Classification of UPS:
There are mainly three varieties of UPS Systems:
- Single-conversion UPS systems
- Double-conversion UPS systems
- Multi-mode UPS systems
UPS Working Principle:
1. Single-conversion UPS systems: In Single-conversion UPS systems, these feed incoming utility AC power to IT equipment. If the AC input supply falls out of predefined limits, the UPS utilizes its inverter to draw current from the battery. It also disconnects the AC input supply to prevent back-feed from the inverter to the utility. The UPS stays on battery power until the AC input returns to normal tolerances or the battery run out of power, whichever happens first.
2. Double-conversion UPS systems: The double-conversion UPS isolates critical loads from raw utility power completely, ensuring that IT equipment receives only clean, reliable electricity. In normal operation, a double-conversion UPS continually processes power twice.
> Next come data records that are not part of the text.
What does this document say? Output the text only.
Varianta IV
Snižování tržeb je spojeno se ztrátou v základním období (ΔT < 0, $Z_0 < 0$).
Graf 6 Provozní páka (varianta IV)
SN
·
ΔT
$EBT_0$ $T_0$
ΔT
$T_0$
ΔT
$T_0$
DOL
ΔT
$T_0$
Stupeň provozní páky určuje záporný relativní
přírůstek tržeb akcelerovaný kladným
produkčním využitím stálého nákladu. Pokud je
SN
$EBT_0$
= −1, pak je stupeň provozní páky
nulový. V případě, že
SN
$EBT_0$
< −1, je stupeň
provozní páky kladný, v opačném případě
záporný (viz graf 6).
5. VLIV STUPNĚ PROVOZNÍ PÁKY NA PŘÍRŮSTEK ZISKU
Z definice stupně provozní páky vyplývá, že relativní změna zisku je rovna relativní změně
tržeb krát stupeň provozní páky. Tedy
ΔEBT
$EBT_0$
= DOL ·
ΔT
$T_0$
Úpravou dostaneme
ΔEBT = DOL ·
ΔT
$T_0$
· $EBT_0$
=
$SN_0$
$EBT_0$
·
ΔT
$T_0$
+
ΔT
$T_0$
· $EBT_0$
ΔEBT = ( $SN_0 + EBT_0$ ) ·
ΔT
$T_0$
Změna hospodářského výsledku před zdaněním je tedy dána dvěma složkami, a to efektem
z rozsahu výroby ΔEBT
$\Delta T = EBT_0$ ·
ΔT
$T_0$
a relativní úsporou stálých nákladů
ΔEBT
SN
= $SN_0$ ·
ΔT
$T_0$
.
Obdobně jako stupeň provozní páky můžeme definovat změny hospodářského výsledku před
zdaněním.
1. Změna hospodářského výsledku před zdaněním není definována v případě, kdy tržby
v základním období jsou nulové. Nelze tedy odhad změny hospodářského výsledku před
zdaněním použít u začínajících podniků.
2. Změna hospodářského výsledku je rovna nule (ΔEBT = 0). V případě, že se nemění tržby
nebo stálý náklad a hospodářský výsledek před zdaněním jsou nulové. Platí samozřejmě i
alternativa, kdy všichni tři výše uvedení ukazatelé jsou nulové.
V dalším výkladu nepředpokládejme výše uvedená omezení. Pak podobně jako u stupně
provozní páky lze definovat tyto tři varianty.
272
If the AC input supply falls out of predefined limits, however, the input rectifier shuts off and the output inverter begins drawing power from the battery instead. The UPS continues to utilize battery power until the AC input returns to normal tolerances or the battery run out of power, whichever occurs sooner. In case of a severe overload of the inverter, or a failure of the rectifier or inverter, the static switch bypass path is turned on quickly, to support the output loads.
3. Multi-mode UPS systems: These combine features of both single and double-conversion technologies while providing substantial improvements in both efficiency and reliability that is called Multi-mode UPS systems. Multi-mode UPS is designed to dynamically strike an ideal balance between efficiency and protection. Under normal conditions, they provide maximum efficiency. When problems occur,
However, they automatically sacrifice some efficiency to deliver maximum levels of protection. The result is that data centres can save tens of thousands a year on energy without compromising data centre performance or reliability.